Shumsky and Reclaim Pride’s organizers said several original members of the Gay Liberation Front, which was founded in the late ’60s, turned down invitations to be grand marshals of the NYC Pride March, choosing instead to join the Queer Liberation March, which is modeled on the original 1970 march.

One of Reclaim Pride’s several gripes about the city-sanctioned Pride March is that the New York Police Department has, over the years, erected more and more crowd-control barriers to manage the crush of bystanders. These barriers, activists say, prevent anyone but “official” marchers from joining and are particularly troubling for disabled participants.

They say they met “repeatedly” with Heritage of Pride leadership “to return the march to the people, but they couldn’t see it, so we are taking responsibility to do it ourselves,” according to Ashley, one of Reclaim Pride’s organizers.

"Logistically, you can't do it without barricades. You can't do it without police, and in New York City, if you get a permit for an event of this scale, you automatically get police, you automatically get barricades," Sue Doster, Heritage of Pride's strategic planning director, told NBC News shortly before Reclaim Pride announced its final plans. "And the truth of the matter is, regarding sponsors, pride has gotten more and more expensive over the years."

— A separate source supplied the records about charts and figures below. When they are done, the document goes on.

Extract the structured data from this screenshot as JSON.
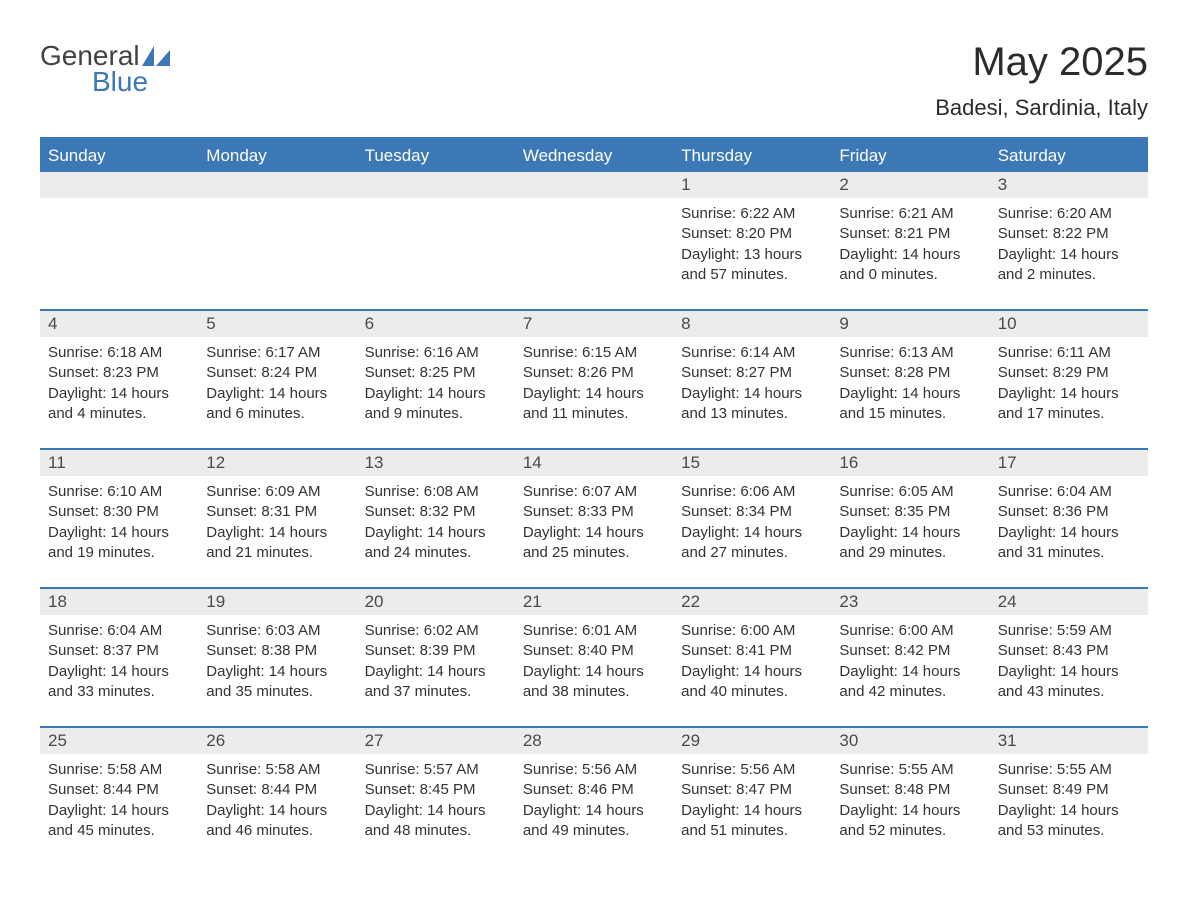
{
  "logo": {
    "text1": "General",
    "text2": "Blue",
    "icon_color": "#3b78b5",
    "text1_color": "#424242"
  },
  "title": "May 2025",
  "location": "Badesi, Sardinia, Italy",
  "colors": {
    "header_bg": "#3b78b5",
    "header_text": "#ffffff",
    "daynum_bg": "#ececec",
    "daynum_text": "#4a4a4a",
    "body_text": "#333333",
    "rule": "#3b78b5",
    "page_bg": "#ffffff"
  },
  "fonts": {
    "title_size": 40,
    "location_size": 22,
    "dow_size": 17,
    "daynum_size": 17,
    "body_size": 15
  },
  "days_of_week": [
    "Sunday",
    "Monday",
    "Tuesday",
    "Wednesday",
    "Thursday",
    "Friday",
    "Saturday"
  ],
  "weeks": [
    [
      null,
      null,
      null,
      null,
      {
        "n": "1",
        "sunrise": "Sunrise: 6:22 AM",
        "sunset": "Sunset: 8:20 PM",
        "daylight": "Daylight: 13 hours and 57 minutes."
      },
      {
        "n": "2",
        "sunrise": "Sunrise: 6:21 AM",
        "sunset": "Sunset: 8:21 PM",
        "daylight": "Daylight: 14 hours and 0 minutes."
      },
      {
        "n": "3",
        "sunrise": "Sunrise: 6:20 AM",
        "sunset": "Sunset: 8:22 PM",
        "daylight": "Daylight: 14 hours and 2 minutes."
      }
    ],
    [
      {
        "n": "4",
        "sunrise": "Sunrise: 6:18 AM",
        "sunset": "Sunset: 8:23 PM",
        "daylight": "Daylight: 14 hours and 4 minutes."
      },
      {
        "n": "5",
        "sunrise": "Sunrise: 6:17 AM",
        "sunset": "Sunset: 8:24 PM",
        "daylight": "Daylight: 14 hours and 6 minutes."
      },
      {
        "n": "6",
        "sunrise": "Sunrise: 6:16 AM",
        "sunset": "Sunset: 8:25 PM",
        "daylight": "Daylight: 14 hours and 9 minutes."
      },
      {
        "n": "7",
        "sunrise": "Sunrise: 6:15 AM",
        "sunset": "Sunset: 8:26 PM",
        "daylight": "Daylight: 14 hours and 11 minutes."
      },
      {
        "n": "8",
        "sunrise": "Sunrise: 6:14 AM",
        "sunset": "Sunset: 8:27 PM",
        "daylight": "Daylight: 14 hours and 13 minutes."
      },
      {
        "n": "9",
        "sunrise": "Sunrise: 6:13 AM",
        "sunset": "Sunset: 8:28 PM",
        "daylight": "Daylight: 14 hours and 15 minutes."
      },
      {
        "n": "10",
        "sunrise": "Sunrise: 6:11 AM",
        "sunset": "Sunset: 8:29 PM",
        "daylight": "Daylight: 14 hours and 17 minutes."
      }
    ],
    [
      {
        "n": "11",
        "sunrise": "Sunrise: 6:10 AM",
        "sunset": "Sunset: 8:30 PM",
        "daylight": "Daylight: 14 hours and 19 minutes."
      },
      {
        "n": "12",
        "sunrise": "Sunrise: 6:09 AM",
        "sunset": "Sunset: 8:31 PM",
        "daylight": "Daylight: 14 hours and 21 minutes."
      },
      {
        "n": "13",
        "sunrise": "Sunrise: 6:08 AM",
        "sunset": "Sunset: 8:32 PM",
        "daylight": "Daylight: 14 hours and 24 minutes."
      },
      {
        "n": "14",
        "sunrise": "Sunrise: 6:07 AM",
        "sunset": "Sunset: 8:33 PM",
        "daylight": "Daylight: 14 hours and 25 minutes."
      },
      {
        "n": "15",
        "sunrise": "Sunrise: 6:06 AM",
        "sunset": "Sunset: 8:34 PM",
        "daylight": "Daylight: 14 hours and 27 minutes."
      },
      {
        "n": "16",
        "sunrise": "Sunrise: 6:05 AM",
        "sunset": "Sunset: 8:35 PM",
        "daylight": "Daylight: 14 hours and 29 minutes."
      },
      {
        "n": "17",
        "sunrise": "Sunrise: 6:04 AM",
        "sunset": "Sunset: 8:36 PM",
        "daylight": "Daylight: 14 hours and 31 minutes."
      }
    ],
    [
      {
        "n": "18",
        "sunrise": "Sunrise: 6:04 AM",
        "sunset": "Sunset: 8:37 PM",
        "daylight": "Daylight: 14 hours and 33 minutes."
      },
      {
        "n": "19",
        "sunrise": "Sunrise: 6:03 AM",
        "sunset": "Sunset: 8:38 PM",
        "daylight": "Daylight: 14 hours and 35 minutes."
      },
      {
        "n": "20",
        "sunrise": "Sunrise: 6:02 AM",
        "sunset": "Sunset: 8:39 PM",
        "daylight": "Daylight: 14 hours and 37 minutes."
      },
      {
        "n": "21",
        "sunrise": "Sunrise: 6:01 AM",
        "sunset": "Sunset: 8:40 PM",
        "daylight": "Daylight: 14 hours and 38 minutes."
      },
      {
        "n": "22",
        "sunrise": "Sunrise: 6:00 AM",
        "sunset": "Sunset: 8:41 PM",
        "daylight": "Daylight: 14 hours and 40 minutes."
      },
      {
        "n": "23",
        "sunrise": "Sunrise: 6:00 AM",
        "sunset": "Sunset: 8:42 PM",
        "daylight": "Daylight: 14 hours and 42 minutes."
      },
      {
        "n": "24",
        "sunrise": "Sunrise: 5:59 AM",
        "sunset": "Sunset: 8:43 PM",
        "daylight": "Daylight: 14 hours and 43 minutes."
      }
    ],
    [
      {
        "n": "25",
        "sunrise": "Sunrise: 5:58 AM",
        "sunset": "Sunset: 8:44 PM",
        "daylight": "Daylight: 14 hours and 45 minutes."
      },
      {
        "n": "26",
        "sunrise": "Sunrise: 5:58 AM",
        "sunset": "Sunset: 8:44 PM",
        "daylight": "Daylight: 14 hours and 46 minutes."
      },
      {
        "n": "27",
        "sunrise": "Sunrise: 5:57 AM",
        "sunset": "Sunset: 8:45 PM",
        "daylight": "Daylight: 14 hours and 48 minutes."
      },
      {
        "n": "28",
        "sunrise": "Sunrise: 5:56 AM",
        "sunset": "Sunset: 8:46 PM",
        "daylight": "Daylight: 14 hours and 49 minutes."
      },
      {
        "n": "29",
        "sunrise": "Sunrise: 5:56 AM",
        "sunset": "Sunset: 8:47 PM",
        "daylight": "Daylight: 14 hours and 51 minutes."
      },
      {
        "n": "30",
        "sunrise": "Sunrise: 5:55 AM",
        "sunset": "Sunset: 8:48 PM",
        "daylight": "Daylight: 14 hours and 52 minutes."
      },
      {
        "n": "31",
        "sunrise": "Sunrise: 5:55 AM",
        "sunset": "Sunset: 8:49 PM",
        "daylight": "Daylight: 14 hours and 53 minutes."
      }
    ]
  ]
}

Robin Scott, a member of the Reclaim Pride Coalition, said that after coming out as transgender four years ago, she rollerbladed “in exaltation of joy and rainbows” through Manhattan for her first two pride parades. But two years ago, as she prepared to step off for her third pride, Scott said she “ended up rolling in little circles behind a Chipotle float for four hours before I gave up and went home.”

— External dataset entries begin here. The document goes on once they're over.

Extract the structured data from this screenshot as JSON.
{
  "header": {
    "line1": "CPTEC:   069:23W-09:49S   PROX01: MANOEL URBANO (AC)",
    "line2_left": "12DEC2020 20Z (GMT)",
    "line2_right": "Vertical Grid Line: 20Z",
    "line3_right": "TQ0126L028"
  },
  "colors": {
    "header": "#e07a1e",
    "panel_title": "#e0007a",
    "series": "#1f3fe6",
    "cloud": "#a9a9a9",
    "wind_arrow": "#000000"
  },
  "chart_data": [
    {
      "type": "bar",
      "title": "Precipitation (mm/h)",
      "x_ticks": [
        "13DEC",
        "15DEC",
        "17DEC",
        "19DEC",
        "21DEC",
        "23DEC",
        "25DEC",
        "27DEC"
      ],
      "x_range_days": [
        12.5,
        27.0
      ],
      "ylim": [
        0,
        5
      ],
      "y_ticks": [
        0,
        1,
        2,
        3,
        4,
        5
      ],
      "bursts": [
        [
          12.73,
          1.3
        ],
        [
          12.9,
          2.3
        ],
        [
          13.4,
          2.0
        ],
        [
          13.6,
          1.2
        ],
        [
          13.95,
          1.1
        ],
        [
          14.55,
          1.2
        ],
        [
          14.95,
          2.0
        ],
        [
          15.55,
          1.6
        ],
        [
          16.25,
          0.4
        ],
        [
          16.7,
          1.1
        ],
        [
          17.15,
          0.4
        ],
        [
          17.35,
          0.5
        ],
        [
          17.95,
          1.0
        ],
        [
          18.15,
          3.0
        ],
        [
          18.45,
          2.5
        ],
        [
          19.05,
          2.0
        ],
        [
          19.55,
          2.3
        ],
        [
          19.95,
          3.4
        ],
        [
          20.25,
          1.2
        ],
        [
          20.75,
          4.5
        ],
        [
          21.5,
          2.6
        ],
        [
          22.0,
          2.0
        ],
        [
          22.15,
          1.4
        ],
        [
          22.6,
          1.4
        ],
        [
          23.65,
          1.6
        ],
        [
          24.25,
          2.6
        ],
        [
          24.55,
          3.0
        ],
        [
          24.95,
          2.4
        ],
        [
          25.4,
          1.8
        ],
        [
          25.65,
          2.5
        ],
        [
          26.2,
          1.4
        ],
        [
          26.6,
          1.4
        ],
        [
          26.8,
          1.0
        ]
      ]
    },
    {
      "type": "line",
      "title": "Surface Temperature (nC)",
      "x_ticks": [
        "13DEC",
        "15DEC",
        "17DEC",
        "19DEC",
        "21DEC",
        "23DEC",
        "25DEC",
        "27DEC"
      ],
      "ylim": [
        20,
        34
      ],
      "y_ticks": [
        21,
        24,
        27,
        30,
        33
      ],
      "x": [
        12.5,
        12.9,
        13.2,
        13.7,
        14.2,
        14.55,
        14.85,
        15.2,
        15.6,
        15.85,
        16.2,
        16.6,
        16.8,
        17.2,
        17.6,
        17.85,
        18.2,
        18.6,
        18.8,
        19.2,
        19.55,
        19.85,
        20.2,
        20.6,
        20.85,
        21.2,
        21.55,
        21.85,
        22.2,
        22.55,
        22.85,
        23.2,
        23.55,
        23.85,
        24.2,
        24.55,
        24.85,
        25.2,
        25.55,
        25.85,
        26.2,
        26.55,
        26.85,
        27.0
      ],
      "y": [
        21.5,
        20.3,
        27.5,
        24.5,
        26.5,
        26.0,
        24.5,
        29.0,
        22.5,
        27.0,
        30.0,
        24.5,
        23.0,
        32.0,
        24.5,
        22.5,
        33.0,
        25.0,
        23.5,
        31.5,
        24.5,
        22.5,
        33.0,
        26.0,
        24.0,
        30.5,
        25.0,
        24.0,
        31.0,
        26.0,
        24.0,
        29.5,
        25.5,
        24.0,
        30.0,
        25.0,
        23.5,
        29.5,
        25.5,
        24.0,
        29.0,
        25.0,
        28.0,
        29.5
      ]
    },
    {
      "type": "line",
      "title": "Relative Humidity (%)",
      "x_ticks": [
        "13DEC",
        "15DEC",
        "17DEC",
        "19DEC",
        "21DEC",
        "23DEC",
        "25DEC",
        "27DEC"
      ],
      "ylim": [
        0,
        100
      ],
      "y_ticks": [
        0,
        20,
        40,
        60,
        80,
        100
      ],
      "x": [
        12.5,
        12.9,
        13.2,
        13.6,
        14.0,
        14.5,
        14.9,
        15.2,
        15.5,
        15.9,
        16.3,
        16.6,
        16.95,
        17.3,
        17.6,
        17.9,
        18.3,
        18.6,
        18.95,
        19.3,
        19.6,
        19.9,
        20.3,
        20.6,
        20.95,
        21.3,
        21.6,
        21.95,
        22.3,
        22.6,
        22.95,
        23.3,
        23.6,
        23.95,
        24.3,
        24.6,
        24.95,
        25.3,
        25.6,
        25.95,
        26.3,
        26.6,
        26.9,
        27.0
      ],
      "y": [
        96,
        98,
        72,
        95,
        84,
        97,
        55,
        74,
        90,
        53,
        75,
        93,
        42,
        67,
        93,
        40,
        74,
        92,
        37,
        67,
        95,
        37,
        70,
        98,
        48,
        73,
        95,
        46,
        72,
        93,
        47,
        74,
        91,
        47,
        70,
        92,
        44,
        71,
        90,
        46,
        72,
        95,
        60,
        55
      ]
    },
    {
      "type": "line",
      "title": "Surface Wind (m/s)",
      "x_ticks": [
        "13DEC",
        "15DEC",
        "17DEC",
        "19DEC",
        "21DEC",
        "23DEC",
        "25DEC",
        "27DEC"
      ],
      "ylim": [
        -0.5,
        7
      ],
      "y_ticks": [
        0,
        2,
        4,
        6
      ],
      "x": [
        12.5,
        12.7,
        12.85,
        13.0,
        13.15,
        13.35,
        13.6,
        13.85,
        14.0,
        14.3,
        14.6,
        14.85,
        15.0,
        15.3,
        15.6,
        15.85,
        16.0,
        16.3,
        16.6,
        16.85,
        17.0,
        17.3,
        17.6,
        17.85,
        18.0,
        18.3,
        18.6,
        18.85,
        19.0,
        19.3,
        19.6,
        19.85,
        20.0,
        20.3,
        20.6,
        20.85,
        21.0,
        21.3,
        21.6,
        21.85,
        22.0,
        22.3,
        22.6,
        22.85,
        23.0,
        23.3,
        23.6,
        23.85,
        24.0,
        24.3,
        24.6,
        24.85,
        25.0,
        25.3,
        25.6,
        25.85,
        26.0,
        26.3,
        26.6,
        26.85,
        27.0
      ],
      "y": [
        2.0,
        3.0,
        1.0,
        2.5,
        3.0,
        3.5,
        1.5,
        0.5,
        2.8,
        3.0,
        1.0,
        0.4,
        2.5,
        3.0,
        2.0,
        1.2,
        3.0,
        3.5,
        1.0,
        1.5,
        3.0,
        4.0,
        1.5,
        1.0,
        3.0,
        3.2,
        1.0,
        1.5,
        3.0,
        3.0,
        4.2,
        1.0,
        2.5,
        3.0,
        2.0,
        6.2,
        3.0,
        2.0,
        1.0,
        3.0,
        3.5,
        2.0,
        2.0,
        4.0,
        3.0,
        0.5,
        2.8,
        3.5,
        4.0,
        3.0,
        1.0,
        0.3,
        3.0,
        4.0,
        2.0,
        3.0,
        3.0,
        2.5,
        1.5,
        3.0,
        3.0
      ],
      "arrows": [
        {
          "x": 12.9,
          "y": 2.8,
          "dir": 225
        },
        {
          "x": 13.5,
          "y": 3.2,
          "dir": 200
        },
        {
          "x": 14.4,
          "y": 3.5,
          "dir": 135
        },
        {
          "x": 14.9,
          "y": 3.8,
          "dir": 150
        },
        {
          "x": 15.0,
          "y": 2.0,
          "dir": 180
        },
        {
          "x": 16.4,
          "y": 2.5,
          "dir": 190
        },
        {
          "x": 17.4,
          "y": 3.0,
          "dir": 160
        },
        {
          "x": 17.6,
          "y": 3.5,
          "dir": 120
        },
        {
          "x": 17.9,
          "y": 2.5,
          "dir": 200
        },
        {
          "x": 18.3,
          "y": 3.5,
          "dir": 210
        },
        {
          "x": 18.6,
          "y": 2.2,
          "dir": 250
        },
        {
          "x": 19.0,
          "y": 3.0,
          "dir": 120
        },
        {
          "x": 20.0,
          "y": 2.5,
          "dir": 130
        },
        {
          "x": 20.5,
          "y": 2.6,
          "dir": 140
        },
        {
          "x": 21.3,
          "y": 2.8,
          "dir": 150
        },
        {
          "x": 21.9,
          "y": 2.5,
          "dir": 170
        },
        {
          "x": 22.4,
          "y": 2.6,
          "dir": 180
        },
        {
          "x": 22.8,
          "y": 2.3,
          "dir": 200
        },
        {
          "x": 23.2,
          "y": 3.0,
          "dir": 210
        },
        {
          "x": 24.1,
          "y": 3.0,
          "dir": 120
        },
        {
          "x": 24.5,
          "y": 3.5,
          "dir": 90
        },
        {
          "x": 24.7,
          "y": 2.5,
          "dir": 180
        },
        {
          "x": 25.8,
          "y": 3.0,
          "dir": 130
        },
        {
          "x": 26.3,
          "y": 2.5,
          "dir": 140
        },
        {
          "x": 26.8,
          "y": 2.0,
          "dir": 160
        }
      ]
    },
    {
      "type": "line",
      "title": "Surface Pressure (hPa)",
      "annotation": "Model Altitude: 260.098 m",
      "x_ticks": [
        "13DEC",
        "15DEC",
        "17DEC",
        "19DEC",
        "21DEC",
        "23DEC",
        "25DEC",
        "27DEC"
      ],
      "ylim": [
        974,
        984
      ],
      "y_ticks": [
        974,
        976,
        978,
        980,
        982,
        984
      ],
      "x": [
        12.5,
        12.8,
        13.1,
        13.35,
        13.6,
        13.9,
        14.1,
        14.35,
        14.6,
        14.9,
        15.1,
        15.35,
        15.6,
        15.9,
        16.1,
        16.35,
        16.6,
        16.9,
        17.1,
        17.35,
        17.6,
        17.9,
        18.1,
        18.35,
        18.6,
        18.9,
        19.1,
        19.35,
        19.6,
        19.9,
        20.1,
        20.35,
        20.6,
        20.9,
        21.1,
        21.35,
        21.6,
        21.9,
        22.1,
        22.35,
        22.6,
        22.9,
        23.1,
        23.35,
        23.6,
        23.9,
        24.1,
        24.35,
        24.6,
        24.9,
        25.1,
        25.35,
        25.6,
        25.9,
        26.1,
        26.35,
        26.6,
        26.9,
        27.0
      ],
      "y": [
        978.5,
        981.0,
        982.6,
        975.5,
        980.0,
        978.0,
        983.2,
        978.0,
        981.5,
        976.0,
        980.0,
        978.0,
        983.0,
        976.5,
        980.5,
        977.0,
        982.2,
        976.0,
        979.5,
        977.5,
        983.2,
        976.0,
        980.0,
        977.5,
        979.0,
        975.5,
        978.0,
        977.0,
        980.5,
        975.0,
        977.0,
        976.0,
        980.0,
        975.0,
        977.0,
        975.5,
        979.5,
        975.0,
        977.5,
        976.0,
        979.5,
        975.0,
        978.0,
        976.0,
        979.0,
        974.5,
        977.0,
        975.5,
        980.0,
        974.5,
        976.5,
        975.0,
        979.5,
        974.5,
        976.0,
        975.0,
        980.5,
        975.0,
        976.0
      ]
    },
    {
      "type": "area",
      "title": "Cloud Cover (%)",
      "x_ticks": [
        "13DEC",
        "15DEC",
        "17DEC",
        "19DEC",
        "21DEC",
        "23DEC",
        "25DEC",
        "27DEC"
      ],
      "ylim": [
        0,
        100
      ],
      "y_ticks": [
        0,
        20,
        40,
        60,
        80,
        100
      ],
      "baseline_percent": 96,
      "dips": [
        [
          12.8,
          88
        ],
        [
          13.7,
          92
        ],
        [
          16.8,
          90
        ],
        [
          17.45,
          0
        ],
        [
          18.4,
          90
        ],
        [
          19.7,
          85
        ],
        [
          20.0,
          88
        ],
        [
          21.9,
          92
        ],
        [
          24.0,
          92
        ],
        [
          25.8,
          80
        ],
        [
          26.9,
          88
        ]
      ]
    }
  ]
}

Ann Northrop, a long-time LGBTQ activist and organizer with Reclaim Pride, said she and others have been negotiating with city officials for months and secured an “agreement” — not a permit — for the march. “These kinds of things don’t get permits, but we get official permission,” she explained.

In addition, the timing of the Queer Liberation March is designed so that the NYC Pride March — and the millions of people expected to travel to New York for the 50th anniversary of the Stonewall riots — can go off without a hitch at the same location, the Stonewall Inn, just several hours later.